Tornarono tutti e tre nel giardino e videro che i sette maiali erano ormai ben cotti e la gente si stava servendo di un pezzo ciascuno. Al bambino venne offerto un boccone di essi, ma il nonno lo fermò in tempo “Se mangerai anche solo una briciola di questo, sarai costretto a rimanere qui per sempre”. “Non mi dispiacerebbe rimanere, si sta bene qui” replicò lui.
“Ci tornerai a tempo debito, ma ora hanno bisogno di te e di Cuno a casa, altrimenti non ti avrei mai affidato Ruad Sorcha”.
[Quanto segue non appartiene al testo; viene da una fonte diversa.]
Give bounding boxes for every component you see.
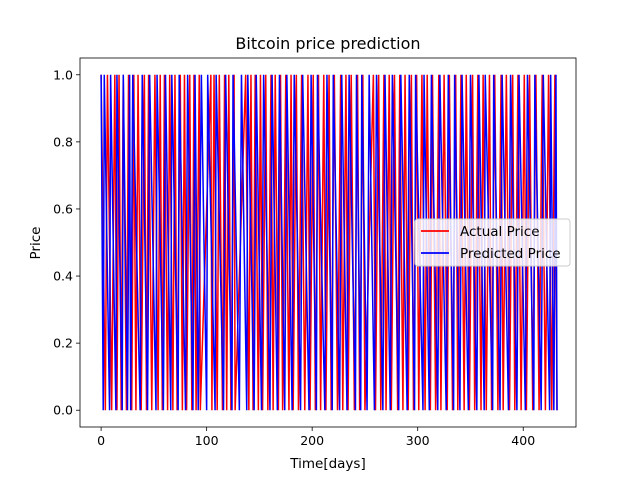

Sotto il consiglio del parente, anche se a malincuore, il bambino estrasse dalla tasca la piuma di pavone, che misteriosamente era comparsa nelle sue braghe, quindi la agitò e nel cielo comparve un arcobaleno. Oscar saltò in groppa a Cuno e lo cavalcò sul magico arco, tornando così verso il suo mondo, verso la sua casa.

Si risvegliò: era nel letto ed era mattina, le mele erano scomparse ed i maiali di terracotta giacevano su un fianco. Attorno al suo capezzale, c’era la sua famiglia, preoccupata, perché aveva dormito per sette giorni e sette notti, senza mai svegliarsi.
Il bambino raccontò loro la sua avventura e li rassicurò che stava bene, ma nessuno gli credeva e tutti lo assecondavano, perchè lo ritenevano malato e delirante. A salvare la situazione, ci pensò Cuno, che si intrufolò sotto al letto e ne uscì con Ruan Sorcha tra le zanne, dimostrando che Oscar aveva ragione.
Grazie a quel paiolo, la sua famiglia ritrovò il benessere e lo condivise con la gente del suo paese.